The return of Realpolitik

When reading through recent editorials in the IHT, it is easy to think that the “realists” won the day. “Airy discourses about the commerce-driven dynamics of globalization and new norms of international conduct will not vanquish realpolitik” as Rajan Menon, professor of international relations at Lehigh University, charmingly puts it in his op-ed about Georgia’s fate.

In the Swedish media, the same views are echoed by Mikael Holmström and others. They may all be right if we only look at the case of Georgia here and now. But as often, these realists fail to see the larger picture. Take South Ossetia. Fearful of Mikhail Saakashvili’s promise to restore “territorial integrity” and with 90 percent of the local population in favour of autonomy, it is not strange that its secessionist government has welcomed the military support of Russia. At the same time, if its leaders were to chose between a future as an integrated part of a prosperous Georgia joining the EU or a future as a poor backwater province in Russia, I believe that the logic on the ground would look somewhat different.

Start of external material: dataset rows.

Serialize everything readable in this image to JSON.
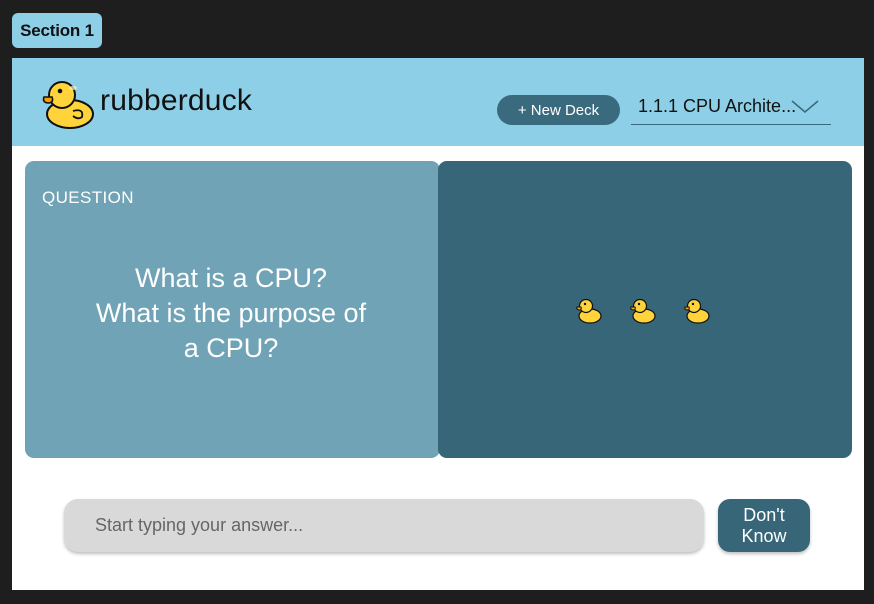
{
  "section_tag": "Section 1",
  "header": {
    "brand": "rubberduck",
    "logo_icon": "rubber-duck-icon",
    "new_deck_label": "+ New Deck",
    "deck_select": {
      "value": "1.1.1 CPU Archite...",
      "icon": "chevron-down-icon"
    }
  },
  "question_card": {
    "label": "QUESTION",
    "lines": [
      "What is a CPU?",
      "What is the purpose of",
      "a CPU?"
    ]
  },
  "answer_card": {
    "loading_icons": [
      "rubber-duck-icon",
      "rubber-duck-icon",
      "rubber-duck-icon"
    ]
  },
  "answer_input": {
    "placeholder": "Start typing your answer...",
    "value": ""
  },
  "dont_know_button": {
    "line1": "Don't",
    "line2": "Know"
  },
  "colors": {
    "background": "#1e1e1e",
    "header": "#8ecfe8",
    "primary": "#3a6a7e",
    "question_card": "#6fa3b5",
    "answer_card": "#376678",
    "input": "#d9d9d9"
  }
}
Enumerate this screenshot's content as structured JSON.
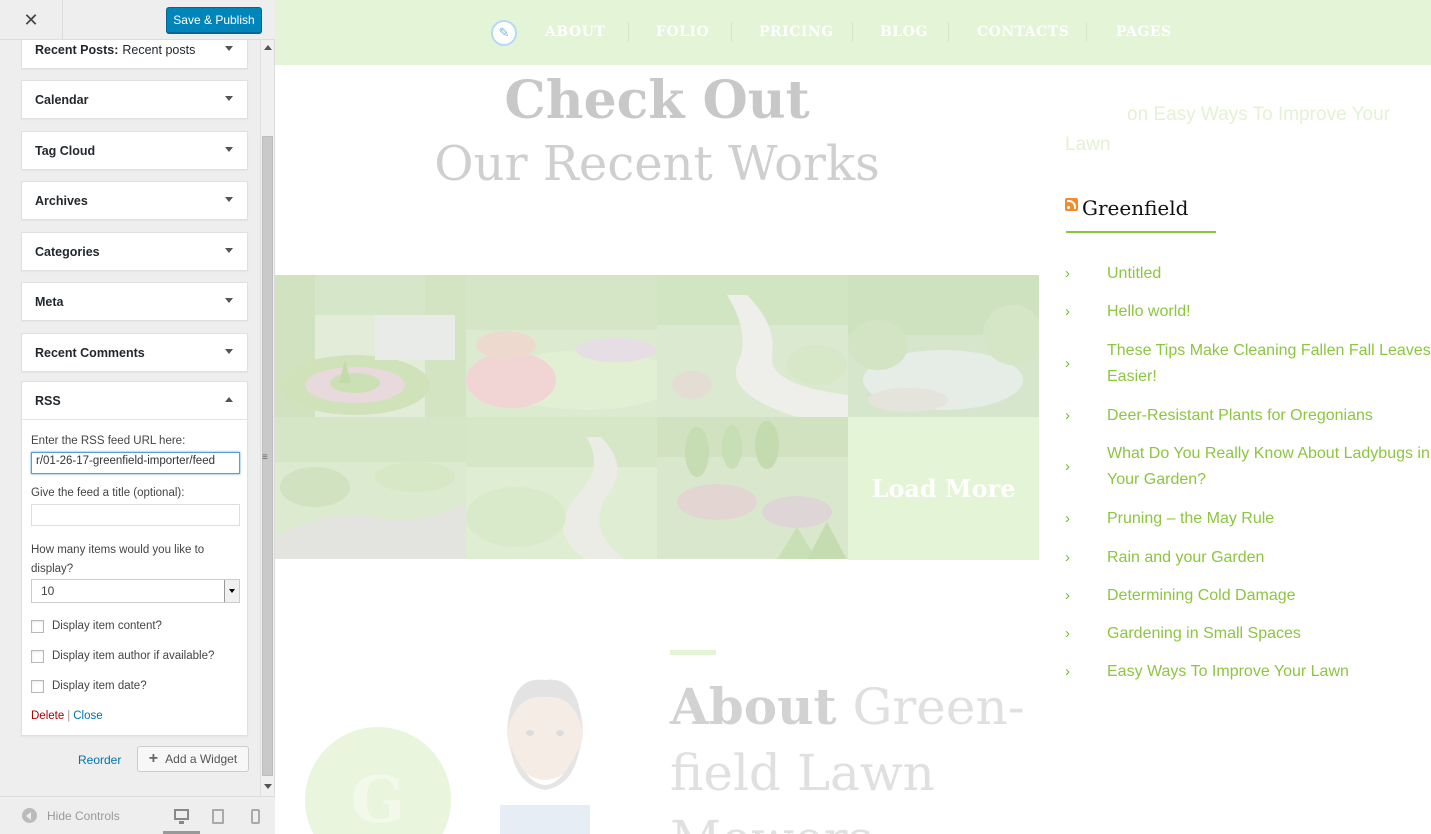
{
  "customizer": {
    "close_icon": "close-icon",
    "publish_label": "Save & Publish",
    "widgets": [
      {
        "title": "Recent Posts:",
        "subtitle": "Recent posts"
      },
      {
        "title": "Calendar"
      },
      {
        "title": "Tag Cloud"
      },
      {
        "title": "Archives"
      },
      {
        "title": "Categories"
      },
      {
        "title": "Meta"
      },
      {
        "title": "Recent Comments"
      }
    ],
    "rss": {
      "title": "RSS",
      "url_label": "Enter the RSS feed URL here:",
      "url_value": "r/01-26-17-greenfield-importer/feed",
      "feed_title_label": "Give the feed a title (optional):",
      "feed_title_value": "",
      "count_label": "How many items would you like to display?",
      "count_value": "10",
      "opt_content": "Display item content?",
      "opt_author": "Display item author if available?",
      "opt_date": "Display item date?",
      "delete_label": "Delete",
      "separator": "|",
      "close_label": "Close"
    },
    "reorder_label": "Reorder",
    "add_widget_label": "Add a Widget",
    "hide_controls_label": "Hide Controls",
    "accent": "#0085ba"
  },
  "preview": {
    "nav": [
      "ABOUT",
      "FOLIO",
      "PRICING",
      "BLOG",
      "CONTACTS",
      "PAGES"
    ],
    "check_out": "Check Out",
    "recent_works": "Our Recent Works",
    "load_more": "Load More",
    "about_bold": "About",
    "about_rest": "Green-field Lawn Mowers",
    "circle_letter": "G",
    "recent_comment": "on Easy Ways To Improve Your Lawn",
    "sidebar": {
      "rss_title": "Greenfield",
      "items": [
        "Untitled",
        "Hello world!",
        "These Tips Make Cleaning Fallen Fall Leaves Easier!",
        "Deer-Resistant Plants for Oregonians",
        "What Do You Really Know About Ladybugs in Your Garden?",
        "Pruning – the May Rule",
        "Rain and your Garden",
        "Determining Cold Damage",
        "Gardening in Small Spaces",
        "Easy Ways To Improve Your Lawn"
      ],
      "link_color": "#8cc63f"
    }
  }
}
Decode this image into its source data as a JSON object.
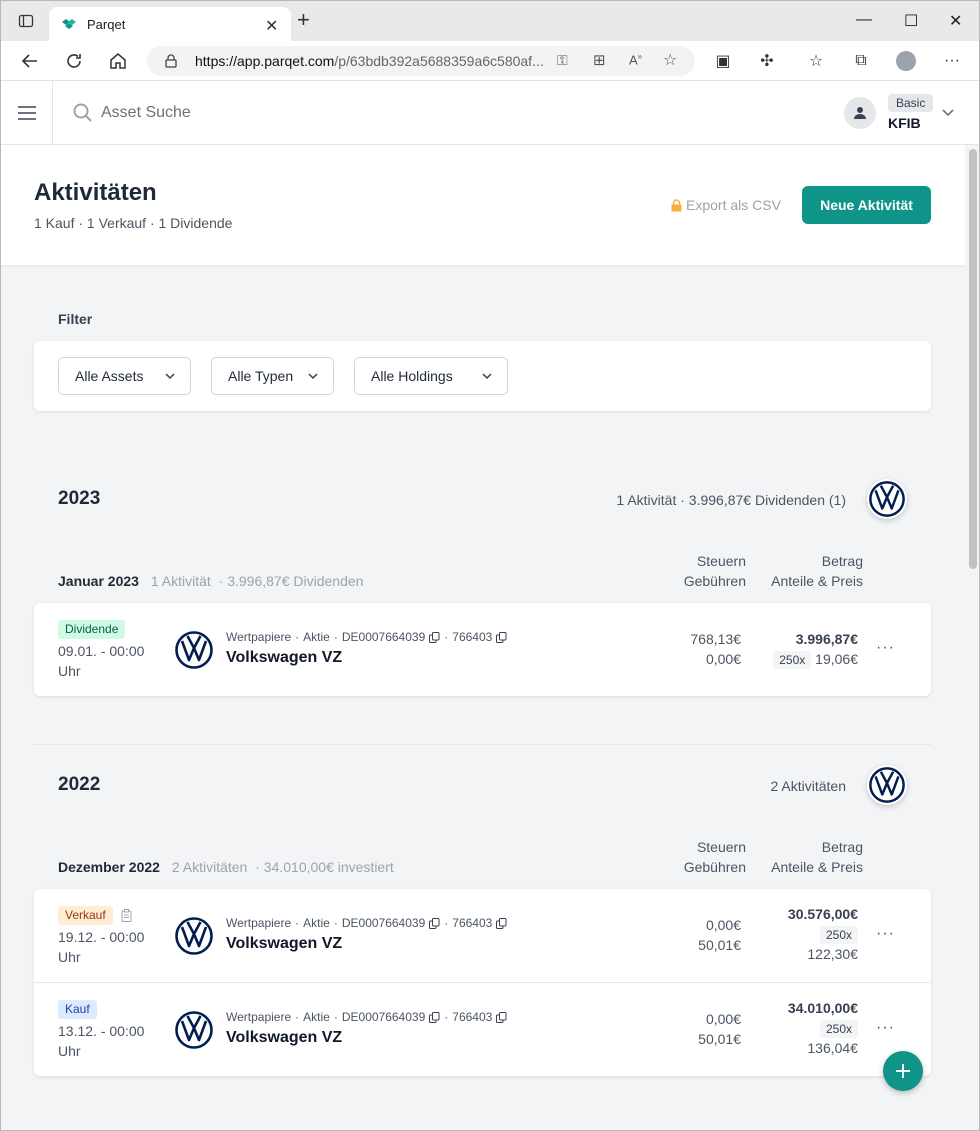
{
  "browser": {
    "tab_title": "Parqet",
    "url_host": "https://app.parqet.com",
    "url_path": "/p/63bdb392a5688359a6c580af..."
  },
  "header": {
    "search_placeholder": "Asset Suche",
    "plan": "Basic",
    "user": "KFIB"
  },
  "page": {
    "title": "Aktivitäten",
    "subtitle": "1 Kauf · 1 Verkauf · 1 Dividende",
    "export_label": "Export als CSV",
    "new_button": "Neue Aktivität"
  },
  "filter": {
    "label": "Filter",
    "selects": [
      "Alle Assets",
      "Alle Typen",
      "Alle Holdings"
    ]
  },
  "columns": {
    "tax": "Steuern",
    "fees": "Gebühren",
    "amount": "Betrag",
    "shares_price": "Anteile & Preis"
  },
  "years": [
    {
      "year": "2023",
      "summary": "1 Aktivität · 3.996,87€ Dividenden (1)",
      "month": "Januar 2023",
      "month_count": "1 Aktivität",
      "month_info": "· 3.996,87€ Dividenden",
      "rows": [
        {
          "type": "Dividende",
          "date": "09.01. - 00:00 Uhr",
          "meta": [
            "Wertpapiere",
            "·",
            "Aktie",
            "·",
            "DE0007664039",
            "·",
            "766403"
          ],
          "name": "Volkswagen VZ",
          "tax": "768,13€",
          "fees": "0,00€",
          "amount": "3.996,87€",
          "shares": "250x",
          "price": "19,06€"
        }
      ]
    },
    {
      "year": "2022",
      "summary": "2 Aktivitäten",
      "month": "Dezember 2022",
      "month_count": "2 Aktivitäten",
      "month_info": "· 34.010,00€ investiert",
      "rows": [
        {
          "type": "Verkauf",
          "date": "19.12. - 00:00 Uhr",
          "meta": [
            "Wertpapiere",
            "·",
            "Aktie",
            "·",
            "DE0007664039",
            "·",
            "766403"
          ],
          "name": "Volkswagen VZ",
          "tax": "0,00€",
          "fees": "50,01€",
          "amount": "30.576,00€",
          "shares": "250x",
          "price": "122,30€"
        },
        {
          "type": "Kauf",
          "date": "13.12. - 00:00 Uhr",
          "meta": [
            "Wertpapiere",
            "·",
            "Aktie",
            "·",
            "DE0007664039",
            "·",
            "766403"
          ],
          "name": "Volkswagen VZ",
          "tax": "0,00€",
          "fees": "50,01€",
          "amount": "34.010,00€",
          "shares": "250x",
          "price": "136,04€"
        }
      ]
    }
  ],
  "colors": {
    "accent": "#0e9488",
    "vw_blue": "#001e50"
  }
}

It is precisely because of this that we have to renew our commitment to further EU enlargement and, in the long-run of things, world federalism. The realists only look smart because they take a snapshot of world history here and now while ignoring the longer trends towards economic, political and social integration.

Finally, as some have noticed, this is the first time I write about Georgia and the Caucasus after the war began. Following my trip there in June, learning about the conflict has been a bit like coming back to the Balkan wars, the fusing of personal memories with horrible television images. At the same time, and unlike the Balkans, I leave to others to provide a deeper understanding of the background.